Everything is breaking down and forming anew.
What the goo is like
That’s hard sometimes, and wonderful sometimes, and sucks sometimes, and hurts sometimes, and is amazing sometimes, and is confusing a lot of the time, and is punctured with revelations occasionally.
From the outside it might not look like you’re doing much. It might look like you’re wallowing, or self-indulgent, or lazy, or making excuses. But what’s going on inside is that you are breaking down the mental framework that you used for decades to think about yourself, the people around you, and the world and systems at large, and building up a new conception of yourself and others.

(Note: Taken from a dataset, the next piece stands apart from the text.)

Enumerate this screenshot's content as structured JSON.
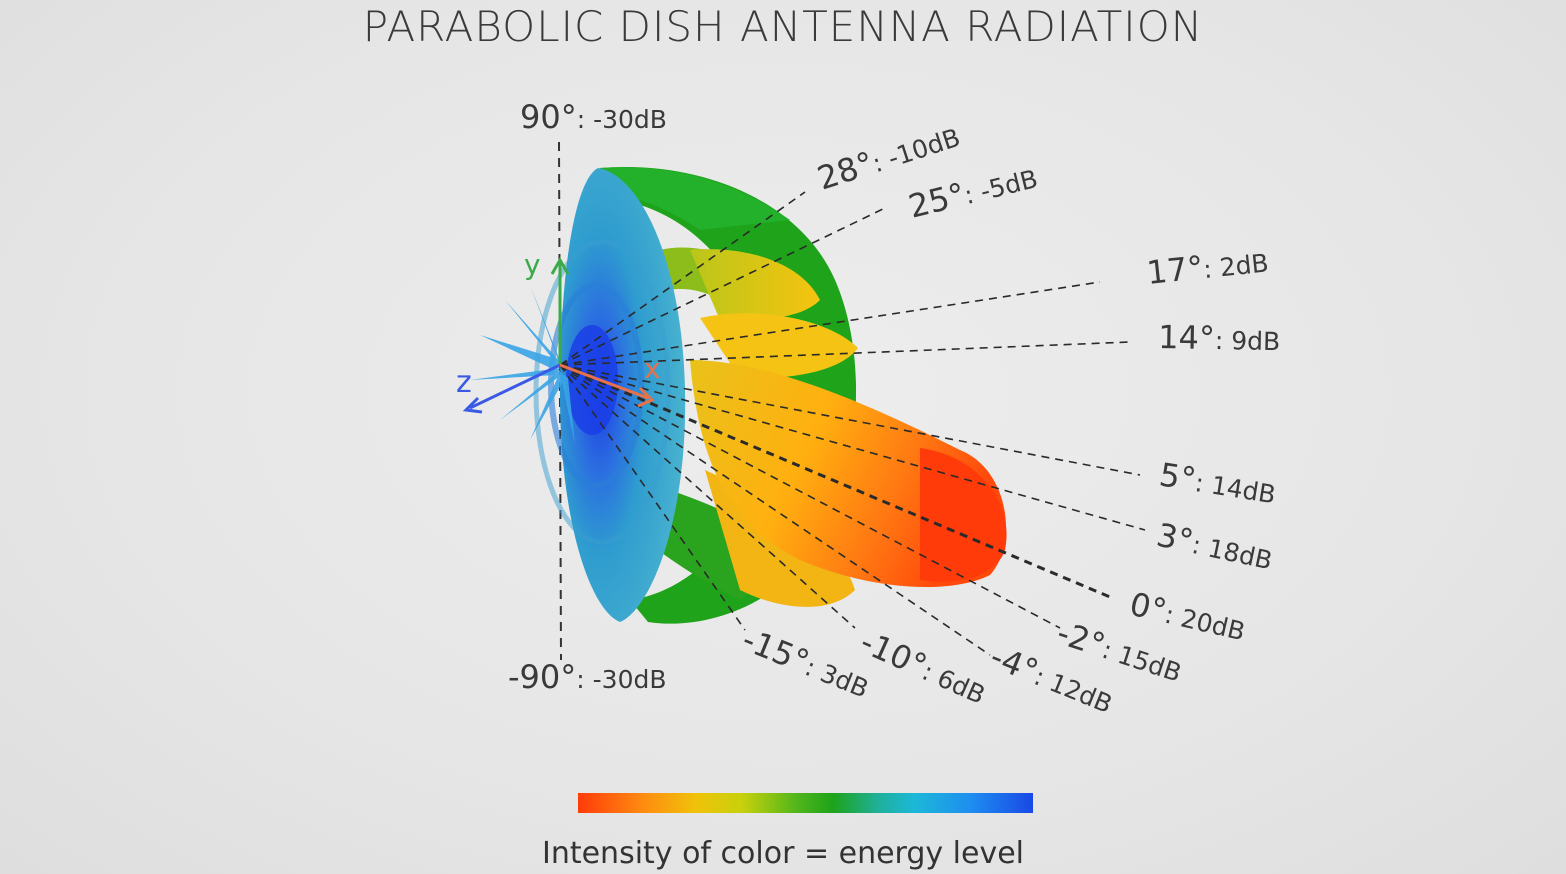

That’s a lot of work, even when it’s not obvious what’s going on. And it is necessary work. It enables every new possibility that will ever come to pass, that wasn’t available within your old conceptions.
Coming out of the goo
What those new possibilities are, I can’t say, and you probably don’t know either at this point. There might be an inkling in the back of your mind about something that you would love but that doesn’t seem realistic, or you might not have any clue. Either way is OK.
By definition, those new possibilities aren’t realistic within the old mental framework, and therefore you have to create the new one first.
This is how I did it, and how I’ve seen many others do it as well. You heal the old hurts, the old wounds, understand yourself better, figure out what you need, and figure out how to communicate that in ways that are more yourself but translated for others. You learn to be yourself more than you ever have been, in ways that feel right to you, and that contribute to healthy relationships with others.
It’s not easy, or fast, but it is worth it. Oh my goodness, it is worth it. It’s worth everything and anything it takes.
Because what you get at the end of the process are wings.
One Response
I am going through this right now and your words resonated so much, that the last couple of sentences made me cry (in a good way). Thank you!